Mulai sekarang hanya dia hanya yang boleh menikmati harum Apo Nattawin. Hanya dia yang boleh meminta sang Omega mendekat. Dan siapa pun akan berurusan dengannya jika melanggar batas.
"Mmnh ...." desah Apo begitu prosesnya berakhir. Dia lega karena ditenggelamkan dalam ciuman, walau panasnya masih terasa hebat sekali.
Tak masalah. Apo merespon marking itu dengan debaran gila pada jantungnya. Balas melumat. Lalu menggeleng saat ditanyai apa kau sekarang menyesal?
Deg ... deg ... deg ... deg ... deg ....
"Really?" tanya Paing sekali lagi.
Apo justru meringis dan tertawa-tawa. Dia sampai heran kepada diri sendiri, padahal Paing baru mengakui sisi hitamnya--hei, memang separah apa perkelahian yang waktu itu? Apo ingin tahu Alpha macam apa yang dibuat Paing cacat seumur hidup, meski asal muasalnya belum dia dengar secara jelas.
"Ah, aku ini mencintaimu, Phi. Aku berkali-kali bilang serius, tapi kau selalu bertanya lagi ...." kata Apo sembari mengucek mata. Wajahnya sampai merah karena ikut emosional. Kesal, tapi asal Apo tahu saja. Reaksi itu malah membangkitkan monster di dalam sang Alpha. Kilat matanya. Sampai-sampai Apo menjerit saat mendadak ditarik keluar mobil.
Brakhhh!
Jdugh!
"Ah! Eh! Phiii--aduh!" kata Apo yang langkahnya terseok-seok. Dia sempat tersandung tangga saat baru melewati pintu. Untungnya hanya sampai menabraki punggung sang Alpha.
BRUGH!
Paing sendiri tidak mengatakan apa-apa sepanjang jalan. Dia mengabaikan sapaan pelayan atau babysitter yang pamer ocehan triplets. Bahkan menyudutkan mereka dengan aroma tajam darinya.

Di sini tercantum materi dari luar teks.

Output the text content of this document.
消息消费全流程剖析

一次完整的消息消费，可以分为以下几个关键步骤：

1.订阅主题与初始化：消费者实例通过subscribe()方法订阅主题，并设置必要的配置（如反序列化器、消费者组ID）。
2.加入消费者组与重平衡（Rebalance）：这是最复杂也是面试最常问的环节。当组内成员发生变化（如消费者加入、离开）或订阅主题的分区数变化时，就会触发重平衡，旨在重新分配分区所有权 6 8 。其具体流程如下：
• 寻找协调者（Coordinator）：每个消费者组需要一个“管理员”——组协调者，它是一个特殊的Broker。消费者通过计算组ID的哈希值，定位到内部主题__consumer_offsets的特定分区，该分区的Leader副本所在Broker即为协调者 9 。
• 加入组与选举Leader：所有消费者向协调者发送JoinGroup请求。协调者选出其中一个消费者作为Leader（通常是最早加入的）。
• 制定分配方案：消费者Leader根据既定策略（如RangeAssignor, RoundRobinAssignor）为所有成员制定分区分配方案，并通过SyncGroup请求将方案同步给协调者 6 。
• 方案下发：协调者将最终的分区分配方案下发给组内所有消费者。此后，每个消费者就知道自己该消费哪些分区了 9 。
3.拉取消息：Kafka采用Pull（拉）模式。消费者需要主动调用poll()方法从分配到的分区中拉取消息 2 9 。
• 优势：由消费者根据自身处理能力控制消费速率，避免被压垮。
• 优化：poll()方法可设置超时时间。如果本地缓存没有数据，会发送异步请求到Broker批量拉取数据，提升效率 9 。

Seolah-olah--diam kau dan jangan bicara denganku--lalu membanting Apo ke ranjang begitu saja.
BRUGGGHHHHH!!
CKLEK!
PRAKHH!
"AHH!" jerit Apo yang sampai terjengkang diantara empuknya ranjang. Dia melotot karena kunci kamar dilempar Paing sembarangan. Tahu-tahu Alpha itu sudah menggagahinya sambil membanting jas luaran ke lantai.
BRUGH!
"TUNGGU, TUNGGU, TUNGGU, PHIIIII! A-Aku ini kan belum mandi--mnhh!"
Terlambat.
Apo sudah terdesak dalam ciuman kasar Paing Takhon. Tarikan lidahnya yang khas begitu cepat, tanpa berhenti menarik lepas dasi yang sejak tadi serasa mencekik leher.
Deg ... deg ... deg ... deg ... deg ....
SIAL! PLEASE! KENAPA MALAH TIBA-TIBA SEKARANG?! APO SUNGGUH MENYESAL DUA HARI TIDAK KERAMAS!